We keep our Energi in a garage here in hot/humid Alabama so when I go somewhere the temperature shows 78 degrees. With the A/C set to anything above about 70 the damn heater comes on! I can see this massive power draw in the climate power graphic. Takes my range from 28 down to 20! A/C alone takes me to 24 which is fine. I have screwed up fingers so just cranking down the temperature with that slippery dial requires me to pull over. If the fan is highish the voice control doesn't understand me. So I have to keep the temperature at 68 which freezes me out. Or I turn climate off when I start the car and sweat for 4 minutes till the Cmax displayed temperature rises to outdoor temperature of 93 or so. Then I use voice to turn it on but usually recirc is off. If it's 80 and humid and it's set to 74 the heat comes on and stays on. Really an awful system especially for me.
What I want is 76 degrees, fan 3rd from highest, and recirc on. And of course NO HEAT when it's 95 outside! Can I pull the heater fuse?
Is this your first vehicle with auto climate? If so, then you may have to get used to the fact that the system doesn't operate anything like a manual air conditioning system that are seen in lesser vehicles.

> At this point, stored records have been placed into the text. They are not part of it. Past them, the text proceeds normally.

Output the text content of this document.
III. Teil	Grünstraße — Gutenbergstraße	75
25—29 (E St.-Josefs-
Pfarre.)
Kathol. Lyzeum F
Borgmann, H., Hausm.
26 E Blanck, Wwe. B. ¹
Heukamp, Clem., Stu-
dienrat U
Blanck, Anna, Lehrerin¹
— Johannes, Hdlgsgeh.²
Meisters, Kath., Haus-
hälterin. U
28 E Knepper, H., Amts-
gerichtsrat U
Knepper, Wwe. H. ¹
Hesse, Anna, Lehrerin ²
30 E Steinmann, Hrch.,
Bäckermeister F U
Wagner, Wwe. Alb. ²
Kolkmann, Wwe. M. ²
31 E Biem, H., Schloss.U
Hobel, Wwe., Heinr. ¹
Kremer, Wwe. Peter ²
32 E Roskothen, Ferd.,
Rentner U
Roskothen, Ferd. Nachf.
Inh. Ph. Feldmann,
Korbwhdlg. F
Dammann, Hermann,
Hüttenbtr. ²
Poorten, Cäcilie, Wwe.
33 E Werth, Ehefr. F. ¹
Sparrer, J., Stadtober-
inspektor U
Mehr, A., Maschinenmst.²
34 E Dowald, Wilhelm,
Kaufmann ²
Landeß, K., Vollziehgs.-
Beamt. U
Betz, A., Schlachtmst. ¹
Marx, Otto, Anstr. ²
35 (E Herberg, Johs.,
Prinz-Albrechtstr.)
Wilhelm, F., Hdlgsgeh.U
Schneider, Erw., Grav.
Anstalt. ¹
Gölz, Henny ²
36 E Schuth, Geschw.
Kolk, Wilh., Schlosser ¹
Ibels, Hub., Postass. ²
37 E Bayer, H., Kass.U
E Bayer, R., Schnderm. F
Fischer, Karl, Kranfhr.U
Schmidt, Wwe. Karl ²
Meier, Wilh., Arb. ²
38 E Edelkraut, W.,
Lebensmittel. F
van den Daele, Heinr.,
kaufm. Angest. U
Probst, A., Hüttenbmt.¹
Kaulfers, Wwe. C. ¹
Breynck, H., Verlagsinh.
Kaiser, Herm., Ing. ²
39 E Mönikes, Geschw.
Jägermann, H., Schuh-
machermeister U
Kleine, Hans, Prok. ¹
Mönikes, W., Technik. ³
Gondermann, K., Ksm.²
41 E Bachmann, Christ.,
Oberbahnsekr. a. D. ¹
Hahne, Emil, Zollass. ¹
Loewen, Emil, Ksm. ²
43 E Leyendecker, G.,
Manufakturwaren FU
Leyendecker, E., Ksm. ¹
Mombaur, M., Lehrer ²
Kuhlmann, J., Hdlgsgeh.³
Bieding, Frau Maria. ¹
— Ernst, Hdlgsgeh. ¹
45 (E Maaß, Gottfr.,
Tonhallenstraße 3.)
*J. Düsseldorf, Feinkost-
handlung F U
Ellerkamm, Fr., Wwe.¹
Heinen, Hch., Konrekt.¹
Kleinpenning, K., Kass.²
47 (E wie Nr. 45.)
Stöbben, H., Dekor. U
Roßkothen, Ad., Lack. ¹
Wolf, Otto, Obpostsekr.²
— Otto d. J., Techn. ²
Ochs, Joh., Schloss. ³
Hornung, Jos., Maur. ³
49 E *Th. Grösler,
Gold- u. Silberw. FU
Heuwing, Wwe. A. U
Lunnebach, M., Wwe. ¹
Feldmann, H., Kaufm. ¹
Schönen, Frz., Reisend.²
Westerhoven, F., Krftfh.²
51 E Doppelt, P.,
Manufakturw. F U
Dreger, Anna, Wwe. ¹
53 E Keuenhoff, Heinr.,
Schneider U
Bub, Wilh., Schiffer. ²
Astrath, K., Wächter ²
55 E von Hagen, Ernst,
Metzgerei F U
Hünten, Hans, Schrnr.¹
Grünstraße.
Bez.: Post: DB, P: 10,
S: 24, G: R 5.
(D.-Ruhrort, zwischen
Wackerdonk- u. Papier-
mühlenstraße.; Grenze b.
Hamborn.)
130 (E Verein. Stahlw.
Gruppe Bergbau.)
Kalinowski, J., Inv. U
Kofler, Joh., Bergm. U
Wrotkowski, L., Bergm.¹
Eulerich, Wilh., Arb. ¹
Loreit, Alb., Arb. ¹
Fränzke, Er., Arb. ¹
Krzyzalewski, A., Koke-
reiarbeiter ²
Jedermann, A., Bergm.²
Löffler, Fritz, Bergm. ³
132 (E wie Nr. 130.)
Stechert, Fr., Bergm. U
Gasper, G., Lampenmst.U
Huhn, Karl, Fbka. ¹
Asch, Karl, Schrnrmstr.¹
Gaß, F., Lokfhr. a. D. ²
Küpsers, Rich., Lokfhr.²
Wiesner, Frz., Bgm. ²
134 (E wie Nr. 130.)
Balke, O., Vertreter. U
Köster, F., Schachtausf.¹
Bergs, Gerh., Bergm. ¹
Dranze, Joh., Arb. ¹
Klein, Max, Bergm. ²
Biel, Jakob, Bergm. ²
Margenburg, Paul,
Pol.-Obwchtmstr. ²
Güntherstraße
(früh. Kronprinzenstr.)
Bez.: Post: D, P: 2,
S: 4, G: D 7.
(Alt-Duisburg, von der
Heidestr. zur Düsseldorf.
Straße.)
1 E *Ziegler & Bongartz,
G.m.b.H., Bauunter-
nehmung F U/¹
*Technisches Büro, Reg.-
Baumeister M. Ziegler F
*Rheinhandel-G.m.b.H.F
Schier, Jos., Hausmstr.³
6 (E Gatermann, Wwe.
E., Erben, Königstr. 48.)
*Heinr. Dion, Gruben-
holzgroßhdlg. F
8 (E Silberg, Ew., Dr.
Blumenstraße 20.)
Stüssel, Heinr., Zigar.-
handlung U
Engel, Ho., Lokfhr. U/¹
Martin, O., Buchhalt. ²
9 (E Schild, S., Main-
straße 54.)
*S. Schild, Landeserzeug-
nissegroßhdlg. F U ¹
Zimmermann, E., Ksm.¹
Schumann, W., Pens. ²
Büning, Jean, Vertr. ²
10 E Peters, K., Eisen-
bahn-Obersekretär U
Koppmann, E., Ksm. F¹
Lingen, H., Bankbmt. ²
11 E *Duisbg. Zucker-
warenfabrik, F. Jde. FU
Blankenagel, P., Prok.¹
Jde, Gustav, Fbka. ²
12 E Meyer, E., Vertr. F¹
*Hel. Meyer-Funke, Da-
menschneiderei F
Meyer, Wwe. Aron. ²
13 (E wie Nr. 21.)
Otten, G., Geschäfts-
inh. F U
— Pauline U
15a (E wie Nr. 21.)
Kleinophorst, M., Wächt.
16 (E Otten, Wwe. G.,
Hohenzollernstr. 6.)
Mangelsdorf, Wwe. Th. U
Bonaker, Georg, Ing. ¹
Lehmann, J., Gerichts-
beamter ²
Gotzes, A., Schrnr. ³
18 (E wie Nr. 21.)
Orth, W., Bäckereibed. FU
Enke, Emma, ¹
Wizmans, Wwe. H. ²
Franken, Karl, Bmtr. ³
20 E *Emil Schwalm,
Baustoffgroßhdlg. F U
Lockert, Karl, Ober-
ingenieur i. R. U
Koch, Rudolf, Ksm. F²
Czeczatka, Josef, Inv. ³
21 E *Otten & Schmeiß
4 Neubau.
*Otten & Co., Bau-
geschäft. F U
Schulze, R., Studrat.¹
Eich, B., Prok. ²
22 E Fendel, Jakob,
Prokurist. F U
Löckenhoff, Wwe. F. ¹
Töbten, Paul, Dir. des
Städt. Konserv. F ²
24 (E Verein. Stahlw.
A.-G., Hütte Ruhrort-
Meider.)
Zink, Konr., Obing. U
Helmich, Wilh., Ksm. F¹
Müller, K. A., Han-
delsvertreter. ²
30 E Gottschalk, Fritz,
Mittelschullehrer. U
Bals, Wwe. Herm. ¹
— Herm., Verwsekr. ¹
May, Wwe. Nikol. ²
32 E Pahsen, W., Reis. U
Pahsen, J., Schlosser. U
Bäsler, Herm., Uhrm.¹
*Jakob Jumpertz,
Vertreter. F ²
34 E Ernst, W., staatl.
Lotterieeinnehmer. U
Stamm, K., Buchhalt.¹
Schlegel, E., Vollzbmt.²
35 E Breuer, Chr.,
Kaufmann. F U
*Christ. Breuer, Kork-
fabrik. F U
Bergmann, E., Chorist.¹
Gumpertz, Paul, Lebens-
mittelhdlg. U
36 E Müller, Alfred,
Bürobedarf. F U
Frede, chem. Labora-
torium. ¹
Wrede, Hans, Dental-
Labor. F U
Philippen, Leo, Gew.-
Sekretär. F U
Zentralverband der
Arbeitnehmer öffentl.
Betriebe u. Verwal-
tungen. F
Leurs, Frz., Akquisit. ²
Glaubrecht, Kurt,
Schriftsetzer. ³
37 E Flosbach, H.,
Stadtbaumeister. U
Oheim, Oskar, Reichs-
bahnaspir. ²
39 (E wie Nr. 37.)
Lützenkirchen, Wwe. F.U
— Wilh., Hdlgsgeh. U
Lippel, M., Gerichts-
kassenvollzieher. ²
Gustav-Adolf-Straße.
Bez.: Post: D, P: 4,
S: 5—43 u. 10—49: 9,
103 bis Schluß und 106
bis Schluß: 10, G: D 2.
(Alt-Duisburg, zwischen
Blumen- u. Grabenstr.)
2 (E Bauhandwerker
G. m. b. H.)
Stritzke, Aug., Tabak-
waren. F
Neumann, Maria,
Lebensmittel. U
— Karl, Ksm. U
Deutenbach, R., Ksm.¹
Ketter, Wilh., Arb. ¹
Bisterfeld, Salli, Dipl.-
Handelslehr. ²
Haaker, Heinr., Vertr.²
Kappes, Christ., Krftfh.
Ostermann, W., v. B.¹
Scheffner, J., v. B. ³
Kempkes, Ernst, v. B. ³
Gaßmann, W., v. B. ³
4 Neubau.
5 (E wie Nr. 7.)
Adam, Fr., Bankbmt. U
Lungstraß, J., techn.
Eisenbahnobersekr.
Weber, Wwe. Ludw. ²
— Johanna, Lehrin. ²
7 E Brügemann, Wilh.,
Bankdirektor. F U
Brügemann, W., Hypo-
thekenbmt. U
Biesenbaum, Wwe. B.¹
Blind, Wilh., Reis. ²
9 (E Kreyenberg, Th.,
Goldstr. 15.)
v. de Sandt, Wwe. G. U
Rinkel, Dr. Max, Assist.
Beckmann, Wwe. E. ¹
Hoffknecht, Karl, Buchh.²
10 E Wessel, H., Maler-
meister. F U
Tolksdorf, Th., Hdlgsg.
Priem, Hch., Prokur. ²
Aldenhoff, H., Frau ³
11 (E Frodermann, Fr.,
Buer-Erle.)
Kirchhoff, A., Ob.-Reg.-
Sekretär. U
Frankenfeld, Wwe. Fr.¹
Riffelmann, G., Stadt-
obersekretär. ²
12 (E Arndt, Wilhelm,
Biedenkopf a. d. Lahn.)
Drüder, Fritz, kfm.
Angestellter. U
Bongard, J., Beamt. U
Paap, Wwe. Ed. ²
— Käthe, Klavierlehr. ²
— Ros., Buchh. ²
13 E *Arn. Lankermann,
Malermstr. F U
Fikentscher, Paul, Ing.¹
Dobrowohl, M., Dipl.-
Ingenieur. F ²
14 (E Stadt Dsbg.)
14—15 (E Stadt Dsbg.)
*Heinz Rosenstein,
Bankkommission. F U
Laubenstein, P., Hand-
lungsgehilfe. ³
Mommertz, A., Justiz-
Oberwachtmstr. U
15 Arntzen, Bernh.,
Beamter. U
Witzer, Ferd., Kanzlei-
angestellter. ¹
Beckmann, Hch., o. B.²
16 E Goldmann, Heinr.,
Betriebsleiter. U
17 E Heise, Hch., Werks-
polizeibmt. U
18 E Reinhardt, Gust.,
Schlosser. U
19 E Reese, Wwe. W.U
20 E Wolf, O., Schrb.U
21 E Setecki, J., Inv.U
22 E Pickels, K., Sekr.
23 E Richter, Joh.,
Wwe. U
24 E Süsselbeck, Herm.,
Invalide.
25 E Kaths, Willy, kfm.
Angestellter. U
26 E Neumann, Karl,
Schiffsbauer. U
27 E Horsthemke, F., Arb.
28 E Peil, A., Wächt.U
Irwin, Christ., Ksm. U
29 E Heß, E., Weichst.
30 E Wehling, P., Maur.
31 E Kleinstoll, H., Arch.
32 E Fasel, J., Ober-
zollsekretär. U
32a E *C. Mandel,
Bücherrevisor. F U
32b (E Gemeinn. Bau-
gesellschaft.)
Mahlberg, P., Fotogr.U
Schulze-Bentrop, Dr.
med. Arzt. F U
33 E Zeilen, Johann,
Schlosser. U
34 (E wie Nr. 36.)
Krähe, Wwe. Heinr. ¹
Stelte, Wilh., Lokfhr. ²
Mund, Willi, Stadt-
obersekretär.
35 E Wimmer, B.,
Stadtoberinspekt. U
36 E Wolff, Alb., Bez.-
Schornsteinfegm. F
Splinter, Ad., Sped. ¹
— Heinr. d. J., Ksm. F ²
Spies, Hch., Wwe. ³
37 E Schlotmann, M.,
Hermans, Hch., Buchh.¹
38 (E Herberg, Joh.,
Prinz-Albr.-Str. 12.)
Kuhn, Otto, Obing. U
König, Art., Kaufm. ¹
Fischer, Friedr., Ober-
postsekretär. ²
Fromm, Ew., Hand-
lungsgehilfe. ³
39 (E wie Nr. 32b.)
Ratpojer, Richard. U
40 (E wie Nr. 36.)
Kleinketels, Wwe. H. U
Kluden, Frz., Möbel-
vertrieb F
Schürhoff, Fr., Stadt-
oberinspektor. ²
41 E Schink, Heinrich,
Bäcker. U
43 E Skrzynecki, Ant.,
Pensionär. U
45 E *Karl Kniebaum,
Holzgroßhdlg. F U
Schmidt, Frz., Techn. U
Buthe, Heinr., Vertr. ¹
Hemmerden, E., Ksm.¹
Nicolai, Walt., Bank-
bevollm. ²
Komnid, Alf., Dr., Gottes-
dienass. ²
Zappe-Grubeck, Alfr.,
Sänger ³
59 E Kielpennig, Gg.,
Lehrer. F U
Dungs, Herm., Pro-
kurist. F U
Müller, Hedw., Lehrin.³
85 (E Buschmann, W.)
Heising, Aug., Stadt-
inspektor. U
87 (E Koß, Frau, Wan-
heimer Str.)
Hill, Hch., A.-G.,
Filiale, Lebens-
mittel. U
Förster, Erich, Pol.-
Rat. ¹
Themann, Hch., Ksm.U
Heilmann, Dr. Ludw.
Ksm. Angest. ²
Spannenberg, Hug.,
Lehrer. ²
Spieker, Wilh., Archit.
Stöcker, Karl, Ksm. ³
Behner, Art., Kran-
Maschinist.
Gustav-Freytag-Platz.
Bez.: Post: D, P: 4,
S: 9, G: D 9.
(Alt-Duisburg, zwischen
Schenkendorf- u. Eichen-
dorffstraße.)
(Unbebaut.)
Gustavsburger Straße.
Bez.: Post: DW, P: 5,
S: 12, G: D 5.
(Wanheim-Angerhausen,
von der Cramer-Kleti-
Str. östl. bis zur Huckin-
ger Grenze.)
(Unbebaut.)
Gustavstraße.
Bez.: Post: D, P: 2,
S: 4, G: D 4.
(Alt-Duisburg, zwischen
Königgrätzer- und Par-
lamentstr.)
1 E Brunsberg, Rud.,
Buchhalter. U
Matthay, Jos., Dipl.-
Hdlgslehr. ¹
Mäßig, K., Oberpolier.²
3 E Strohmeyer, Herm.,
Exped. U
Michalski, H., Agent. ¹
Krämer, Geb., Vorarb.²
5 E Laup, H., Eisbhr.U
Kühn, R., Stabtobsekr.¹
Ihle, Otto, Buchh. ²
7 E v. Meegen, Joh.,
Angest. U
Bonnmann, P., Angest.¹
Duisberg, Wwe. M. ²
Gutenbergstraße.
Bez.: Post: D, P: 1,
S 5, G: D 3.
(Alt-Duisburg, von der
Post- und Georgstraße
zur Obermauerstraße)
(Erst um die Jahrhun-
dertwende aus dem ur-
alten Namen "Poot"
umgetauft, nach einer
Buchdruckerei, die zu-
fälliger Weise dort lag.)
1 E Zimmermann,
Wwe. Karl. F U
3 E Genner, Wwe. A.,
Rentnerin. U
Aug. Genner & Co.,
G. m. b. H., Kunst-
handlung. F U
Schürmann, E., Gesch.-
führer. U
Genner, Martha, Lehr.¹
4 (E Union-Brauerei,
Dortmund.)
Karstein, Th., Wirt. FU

If possible, I'd recommend using cabin preconditioning by setting Go Times. This will pre-condition your cabin to a pre-programmed set point at a schedueled time and will prevent the vehicle from having to deal with huge temperature transitions when going from your garage to the out-of-doors.
You may also want to consider using your remote start feature to turn on the vehicle a few minutes prior to your drive away, again for the same purpose. Remote start may be a better fit for you because the temperatures available from Go Time cabin pre-conditioning are something like 68, 72 and 78 degrees (don't mark my words on the uppper set point). I use 72 degrees for my Go Time set point, winter and summer.
If you do a remote start of the vehicle, then the temperature set point will be wherever you left your climate control when you last used the vehicle. THat may be a better choice for you. Be sure that you have "silent start" turned on, which I believe will prevent the engine from coming on during the remote start. I only suggest remote start for the cabin pre-conditioning function.
It does take a few minutes for the outside temperature sensor to register a more accurate ambient temperature, but the C-MAX's ambient oustide temperature sensor is a lot faster at compensating for the temp differential between your garage and the outside world than my 05 Prius. I find that the C-MAX correctly displays outside temperature within 5 minutes or less of me leaving my garage. My Prius may take as much as 15 minutes to do the same.
Auto climate control have evolved a lot over the years, however most modern auto climate systems take into account the outside air temperature when determining how much effort to put into cooling or heating the cabin of the vehicle. This is expecially important in a vehicle built for efficiency because the auto climate system is designed to provide the most cooling or heating with the least amount of resources necessary to do so. The C-MAX, like most hybrids, has an electric A/C compressor which can operate at variable speed. The auto climate system uses its knowledge of outside temperature conditions, inside conditions to determine how much output it needs from the A/C compressor to effectively acomplish its task.
If you are moving from places of a low temperature to a place of much higher temperature, it takes time for the system to register that and then apply the right operating mode. I've experienced this with my Prius for years now, and it is just the name of the game.
I don't see how the vehicle would call for heat if your garage temperature is 76 degrees and the vehicle's climate control is calling for 70. That would still indicate a call for A/C vs. heat. I think it is also important to point out that the electric heat function on this vehicle is pretty slow reacting. The electric heater actually heats the coolant that is in the heater loop and that is how heat is generated when running EV only. It takes quite a bit of time for that heater to heat up the fluid in the heater loop to generate any perceptable amount of heat. Unless you have had a dealer confirm that the energy draw you see is attributed to the electric heat function, I suspect that something else is at play when you first start out on your drive.
If you have any further clarification, I'd be glad to read it and analyize.
Edited by jeromep, 05 August 2015 - 03:49 PM.